Are we prepared to let them go into the world and make disciples?

The young adults eventually do their examinations and pass out into the wider world.  This means that parents start to become empty nesters, we feel the loss of our 'children' as they make their way in the world.  They sometimes return on a regular basis and often we go out to meet them were they are.  Yet, it is a fact that eventually they no longer see the family home as part of themselves except as a memory or a place of comfort to return to when feeling down,  The parents love is always there for them and they are welcome to come back at any time, even if they are really down on their luck,  All is forgiven when they come into the parents arms.

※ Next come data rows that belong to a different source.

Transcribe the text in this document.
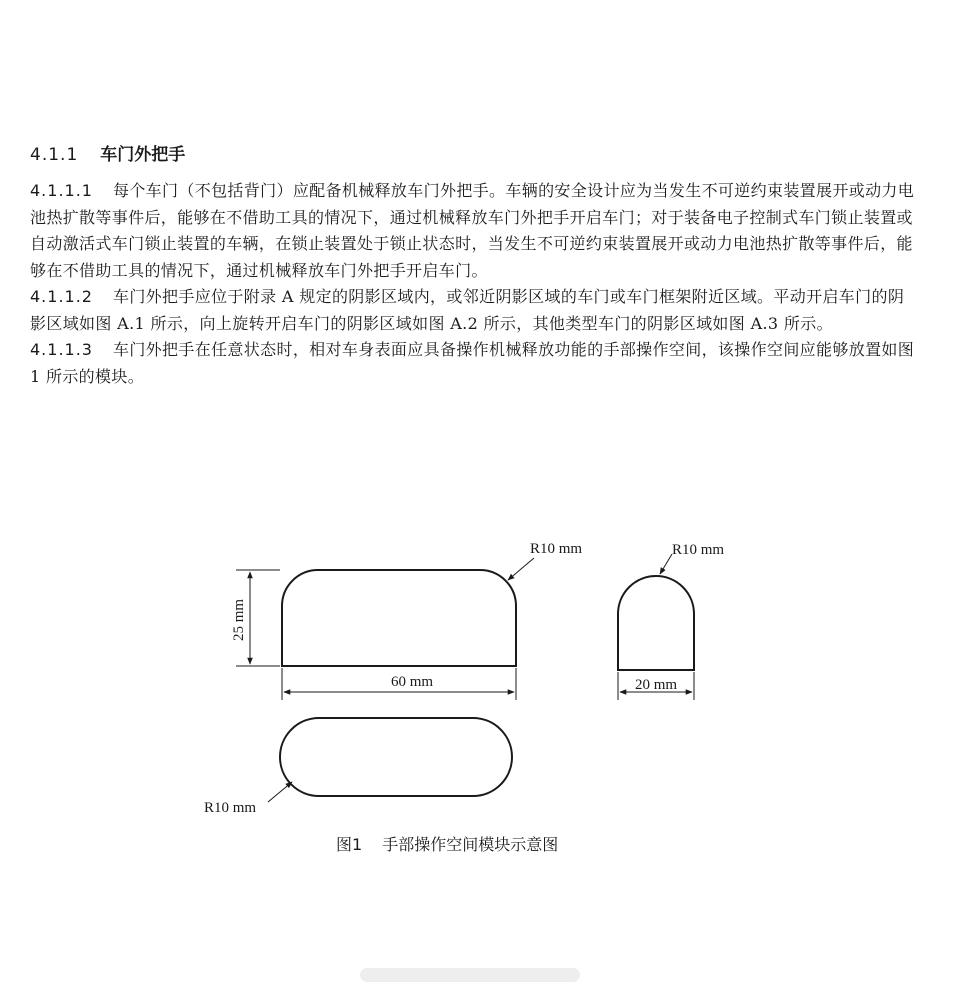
4.1.1 车门外把手

4.1.1.1 每个车门（不包括背门）应配备机械释放车门外把手。车辆的安全设计应为当发生不可逆约束装置展开或动力电池热扩散等事件后，能够在不借助工具的情况下，通过机械释放车门外把手开启车门；对于装备电子控制式车门锁止装置或自动激活式车门锁止装置的车辆，在锁止装置处于锁止状态时，当发生不可逆约束装置展开或动力电池热扩散等事件后，能够在不借助工具的情况下，通过机械释放车门外把手开启车门。

4.1.1.2 车门外把手应位于附录 A 规定的阴影区域内，或邻近阴影区域的车门或车门框架附近区域。平动开启车门的阴影区域如图 A.1 所示，向上旋转开启车门的阴影区域如图 A.2 所示，其他类型车门的阴影区域如图 A.3 所示。

4.1.1.3 车门外把手在任意状态时，相对车身表面应具备操作机械释放功能的手部操作空间，该操作空间应能够放置如图 1 所示的模块。

25 mm
60 mm
R10 mm
20 mm
R10 mm
R10 mm
图1 手部操作空间模块示意图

Funny that, maybe we as an institutional church need to start acting more like parents in the world rather than ingratiates when the youth do not come.  Just like parents we are generationally different from the children in our outlook.  We need to let them go and perhaps have safe havens for them to come back to when they are in need rather than places of discomfort.  We perhaps need to understand our role in their lives as being somewhat different to a grasping miser who wants everything to stay in one big happy place forever.  Perhaps in their own way confirmees who go out and do not return are actually doing what God has asked of them, 'Go and make disciples'.  Maybe not in the manner the Church would like to see, increased attendance etc, but perhaps in the manner that God is calling them to.  Parents often wish to control the lives of their children instead of allowing them of the leash.  We, as mature Christians, need to allow them of the leash and allow God to lead them.  We need to be their to pick up the pieces and comfort those who have been rejected by the world but we should not be holding on to them as if we could protect them.  God calls and we have to have certainty in the understanding that God knows what God is doing.  So let us bless our confirmees and allow them the freedom to bring God's message of love through their own expressions of God's will not our thoughts of what God wills.